Oregon’s Land-Use Debate Raises Idea: Developers Should Pay for Gov’t “Givings”

The Portland-area Metro planners see potential for up to $1 billion in windfall profits tax on land

By Dan Richardson, 5-02-06

 
 

When John J. Wallace proposed in pages of the state’s namesake newspaper that land developers’ profits be split with the government, he stated a sort of anti-position to Oregon’s Measure 37.

Measure 37 orders government to pay land owners when regulations devalue their property, or else waive those regulations. But what about regulations that increase property values? Wallace wrote that “when it comes to the worth of real estate, the government giveth and the government taketh away. By harnessing this essential principle, we can balance the opposing forces in the land-use wars.”
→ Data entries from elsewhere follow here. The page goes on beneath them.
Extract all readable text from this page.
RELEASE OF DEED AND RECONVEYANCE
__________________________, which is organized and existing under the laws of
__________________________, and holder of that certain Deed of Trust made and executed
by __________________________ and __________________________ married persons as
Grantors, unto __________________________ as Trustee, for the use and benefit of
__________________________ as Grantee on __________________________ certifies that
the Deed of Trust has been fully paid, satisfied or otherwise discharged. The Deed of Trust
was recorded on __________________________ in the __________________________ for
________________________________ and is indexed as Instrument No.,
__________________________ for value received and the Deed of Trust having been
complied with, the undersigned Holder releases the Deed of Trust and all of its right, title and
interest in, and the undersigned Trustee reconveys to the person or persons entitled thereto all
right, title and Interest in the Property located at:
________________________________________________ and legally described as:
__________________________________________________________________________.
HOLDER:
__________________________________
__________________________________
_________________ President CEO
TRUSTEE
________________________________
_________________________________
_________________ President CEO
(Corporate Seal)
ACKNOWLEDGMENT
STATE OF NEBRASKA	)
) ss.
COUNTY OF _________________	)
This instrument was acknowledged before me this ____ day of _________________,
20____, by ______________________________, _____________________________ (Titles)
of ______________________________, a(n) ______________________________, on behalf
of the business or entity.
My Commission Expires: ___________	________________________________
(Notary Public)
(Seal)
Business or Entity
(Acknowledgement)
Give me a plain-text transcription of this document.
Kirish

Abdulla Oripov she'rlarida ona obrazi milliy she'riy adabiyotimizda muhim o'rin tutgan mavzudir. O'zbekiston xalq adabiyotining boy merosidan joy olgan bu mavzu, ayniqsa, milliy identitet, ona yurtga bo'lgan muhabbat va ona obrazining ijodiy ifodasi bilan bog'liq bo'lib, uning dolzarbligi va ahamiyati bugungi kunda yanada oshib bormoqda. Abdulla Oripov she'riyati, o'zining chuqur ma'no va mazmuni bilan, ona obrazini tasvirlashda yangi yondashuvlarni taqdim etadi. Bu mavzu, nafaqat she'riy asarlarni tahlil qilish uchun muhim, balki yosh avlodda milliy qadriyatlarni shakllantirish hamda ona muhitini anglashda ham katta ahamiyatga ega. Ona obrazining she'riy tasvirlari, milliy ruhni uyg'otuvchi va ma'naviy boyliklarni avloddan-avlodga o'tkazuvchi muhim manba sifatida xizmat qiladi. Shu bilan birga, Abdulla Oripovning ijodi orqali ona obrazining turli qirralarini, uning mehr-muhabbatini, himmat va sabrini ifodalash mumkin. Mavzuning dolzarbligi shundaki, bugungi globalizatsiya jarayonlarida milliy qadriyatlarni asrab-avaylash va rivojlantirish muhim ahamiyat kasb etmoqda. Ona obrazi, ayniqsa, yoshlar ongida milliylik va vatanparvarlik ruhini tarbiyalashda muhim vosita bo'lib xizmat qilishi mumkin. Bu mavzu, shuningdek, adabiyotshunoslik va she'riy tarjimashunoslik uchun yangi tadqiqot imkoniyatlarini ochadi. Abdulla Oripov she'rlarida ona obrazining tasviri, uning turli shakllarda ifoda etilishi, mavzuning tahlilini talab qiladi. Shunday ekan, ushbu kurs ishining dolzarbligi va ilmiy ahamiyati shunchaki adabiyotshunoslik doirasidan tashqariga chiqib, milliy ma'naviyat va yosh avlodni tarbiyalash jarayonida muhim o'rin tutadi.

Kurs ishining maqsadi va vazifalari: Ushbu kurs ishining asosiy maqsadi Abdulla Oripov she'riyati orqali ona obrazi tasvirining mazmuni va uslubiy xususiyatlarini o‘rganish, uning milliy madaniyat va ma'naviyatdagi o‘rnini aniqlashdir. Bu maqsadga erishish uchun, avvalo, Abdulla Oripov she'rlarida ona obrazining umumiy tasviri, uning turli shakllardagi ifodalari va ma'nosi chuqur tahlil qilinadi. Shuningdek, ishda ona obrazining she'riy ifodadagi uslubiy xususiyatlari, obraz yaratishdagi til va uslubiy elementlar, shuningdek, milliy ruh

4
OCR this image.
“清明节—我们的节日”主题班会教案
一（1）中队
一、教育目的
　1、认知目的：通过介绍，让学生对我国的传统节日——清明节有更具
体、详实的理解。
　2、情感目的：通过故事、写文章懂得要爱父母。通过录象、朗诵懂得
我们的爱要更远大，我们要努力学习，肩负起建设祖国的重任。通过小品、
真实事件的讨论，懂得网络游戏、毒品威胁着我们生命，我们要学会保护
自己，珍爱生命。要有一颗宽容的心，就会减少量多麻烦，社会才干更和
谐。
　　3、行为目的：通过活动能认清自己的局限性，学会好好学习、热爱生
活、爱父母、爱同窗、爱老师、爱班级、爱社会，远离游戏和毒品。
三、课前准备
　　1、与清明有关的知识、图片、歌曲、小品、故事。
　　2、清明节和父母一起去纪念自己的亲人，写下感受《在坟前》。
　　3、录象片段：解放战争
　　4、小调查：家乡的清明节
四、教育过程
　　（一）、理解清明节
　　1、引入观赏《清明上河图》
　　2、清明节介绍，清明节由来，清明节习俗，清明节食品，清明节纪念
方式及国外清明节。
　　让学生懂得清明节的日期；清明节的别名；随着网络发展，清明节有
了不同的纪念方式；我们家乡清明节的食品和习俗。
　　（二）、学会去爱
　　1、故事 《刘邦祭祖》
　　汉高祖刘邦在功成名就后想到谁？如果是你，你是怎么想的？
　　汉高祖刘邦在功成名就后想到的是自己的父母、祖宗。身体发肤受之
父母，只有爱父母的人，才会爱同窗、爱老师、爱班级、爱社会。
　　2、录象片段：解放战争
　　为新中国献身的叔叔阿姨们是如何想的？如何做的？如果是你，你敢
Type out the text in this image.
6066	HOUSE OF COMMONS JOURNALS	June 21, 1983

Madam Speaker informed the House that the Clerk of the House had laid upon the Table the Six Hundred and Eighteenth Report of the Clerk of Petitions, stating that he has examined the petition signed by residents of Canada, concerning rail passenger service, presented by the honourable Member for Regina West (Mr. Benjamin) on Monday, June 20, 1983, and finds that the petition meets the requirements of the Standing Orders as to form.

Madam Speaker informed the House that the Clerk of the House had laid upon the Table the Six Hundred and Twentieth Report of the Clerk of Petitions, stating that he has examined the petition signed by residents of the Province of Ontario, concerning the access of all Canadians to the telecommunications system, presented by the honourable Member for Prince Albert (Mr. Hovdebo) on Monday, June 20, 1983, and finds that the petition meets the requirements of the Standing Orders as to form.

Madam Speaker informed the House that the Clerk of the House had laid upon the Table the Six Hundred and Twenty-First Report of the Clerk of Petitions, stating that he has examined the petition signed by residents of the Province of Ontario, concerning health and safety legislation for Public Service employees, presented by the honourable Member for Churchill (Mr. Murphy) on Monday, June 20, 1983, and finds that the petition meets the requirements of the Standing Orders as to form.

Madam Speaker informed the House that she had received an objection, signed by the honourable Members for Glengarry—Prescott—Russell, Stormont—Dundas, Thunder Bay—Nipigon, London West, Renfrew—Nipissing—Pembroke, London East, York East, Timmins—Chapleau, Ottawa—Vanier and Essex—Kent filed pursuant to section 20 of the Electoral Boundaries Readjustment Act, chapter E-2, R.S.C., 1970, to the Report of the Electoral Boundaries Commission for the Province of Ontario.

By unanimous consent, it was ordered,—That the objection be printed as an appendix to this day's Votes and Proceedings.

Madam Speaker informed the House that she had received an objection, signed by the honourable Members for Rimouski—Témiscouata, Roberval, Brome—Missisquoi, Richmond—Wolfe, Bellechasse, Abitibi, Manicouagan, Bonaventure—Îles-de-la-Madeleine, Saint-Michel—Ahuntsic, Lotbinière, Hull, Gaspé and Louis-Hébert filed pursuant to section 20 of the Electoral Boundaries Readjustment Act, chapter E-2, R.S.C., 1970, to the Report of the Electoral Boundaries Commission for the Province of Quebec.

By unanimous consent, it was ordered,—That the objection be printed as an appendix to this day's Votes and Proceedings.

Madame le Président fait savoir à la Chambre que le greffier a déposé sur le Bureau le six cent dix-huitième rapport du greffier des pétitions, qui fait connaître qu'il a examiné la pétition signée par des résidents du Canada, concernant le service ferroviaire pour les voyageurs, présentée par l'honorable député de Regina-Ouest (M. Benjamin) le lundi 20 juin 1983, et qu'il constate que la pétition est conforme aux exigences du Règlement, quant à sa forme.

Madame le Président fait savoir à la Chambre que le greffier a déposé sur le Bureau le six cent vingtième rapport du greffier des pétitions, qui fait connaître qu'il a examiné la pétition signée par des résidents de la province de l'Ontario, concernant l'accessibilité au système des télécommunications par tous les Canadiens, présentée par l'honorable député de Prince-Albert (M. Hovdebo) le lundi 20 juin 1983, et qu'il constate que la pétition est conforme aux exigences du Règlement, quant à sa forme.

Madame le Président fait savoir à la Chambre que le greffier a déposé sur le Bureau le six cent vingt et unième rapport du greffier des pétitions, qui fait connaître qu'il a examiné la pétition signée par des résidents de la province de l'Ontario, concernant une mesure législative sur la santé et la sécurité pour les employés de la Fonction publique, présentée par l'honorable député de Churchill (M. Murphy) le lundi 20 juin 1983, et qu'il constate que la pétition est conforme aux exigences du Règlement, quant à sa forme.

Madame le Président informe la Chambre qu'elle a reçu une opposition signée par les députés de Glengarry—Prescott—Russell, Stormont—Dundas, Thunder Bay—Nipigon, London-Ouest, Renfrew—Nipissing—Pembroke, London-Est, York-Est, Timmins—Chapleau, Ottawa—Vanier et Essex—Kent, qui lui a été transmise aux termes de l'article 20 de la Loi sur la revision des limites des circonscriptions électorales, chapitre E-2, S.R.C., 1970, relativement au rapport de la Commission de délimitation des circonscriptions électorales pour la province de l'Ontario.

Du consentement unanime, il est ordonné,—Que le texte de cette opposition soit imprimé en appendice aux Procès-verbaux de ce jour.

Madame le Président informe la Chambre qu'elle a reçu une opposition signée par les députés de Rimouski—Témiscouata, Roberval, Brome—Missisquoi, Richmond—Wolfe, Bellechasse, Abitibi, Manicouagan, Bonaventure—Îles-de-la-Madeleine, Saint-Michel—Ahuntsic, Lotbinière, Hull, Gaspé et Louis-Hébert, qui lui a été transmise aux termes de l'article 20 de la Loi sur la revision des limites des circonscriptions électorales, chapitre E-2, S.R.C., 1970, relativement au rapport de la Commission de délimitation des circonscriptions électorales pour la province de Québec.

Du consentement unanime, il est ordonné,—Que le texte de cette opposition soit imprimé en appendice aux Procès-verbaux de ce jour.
The idea’s simple: If property owners profit from land use regulations, they should split the money with the government.

“For example, imagine that a city council decides to triple residential housing density close to a light-rail station. Let's say a nearby vacant parcel once valued at $1 million doubles in value overnight. Effectively, local government has "decreed" this increase to $2 million in property value, so it also may decree that the increase must be shared. The owner can keep half, and the state will take the other.”

This good-for-the-goose approach to land-use planning would, argues Wallace, “make land-use compensation work for everyone.”

Of course, developers will want nothing of the sort. Property rights don’t include responsibilities, don’t you know? Not to neighbors, and no way to the larger public.

Wallace’s position might be seen as the staking out of an extreme position to counteract another extremity encapsulated in Measure 37 — making the idea of a Big Look at the state’s land use system all the more moderate and palatable.

Of course, Wallace has a potent point: If the traditional developers’ risks are to be eliminated at the expense of land-use planning, then maybe so should their profits. The two are inseparable — or were, before Measure 37.

But two bad ideas — eliminating the power of the state to regulate land, and forcing private developers into bed with the government — don’t necessarily balance each other out. No, they might well compound one another.

This bears further study.

Oh, it’s been studied some already. The greater Portland Metro government has been contemplating a real estate “givings” tax, or “windfall tax” on land profits since December 2002. The idea is to pay for farmland preservation and other land-use goals, including potentially compensating landowners under Measure 37, says Metro.

Metro finally and very recently published a study (“The Fair Growth and Farmlands Project”) estimating that for the Metro area alone, “Revenues from this source of funds, using a reasonable set of assumptions, could range from $100 million to more than $1 billion over 20 years.”

Measure 37's backers promised to help landowners recoup profits presumably lost to regulatory “takings"; we can be sure that government will soon see dollar signs in reaping back from its “givings.”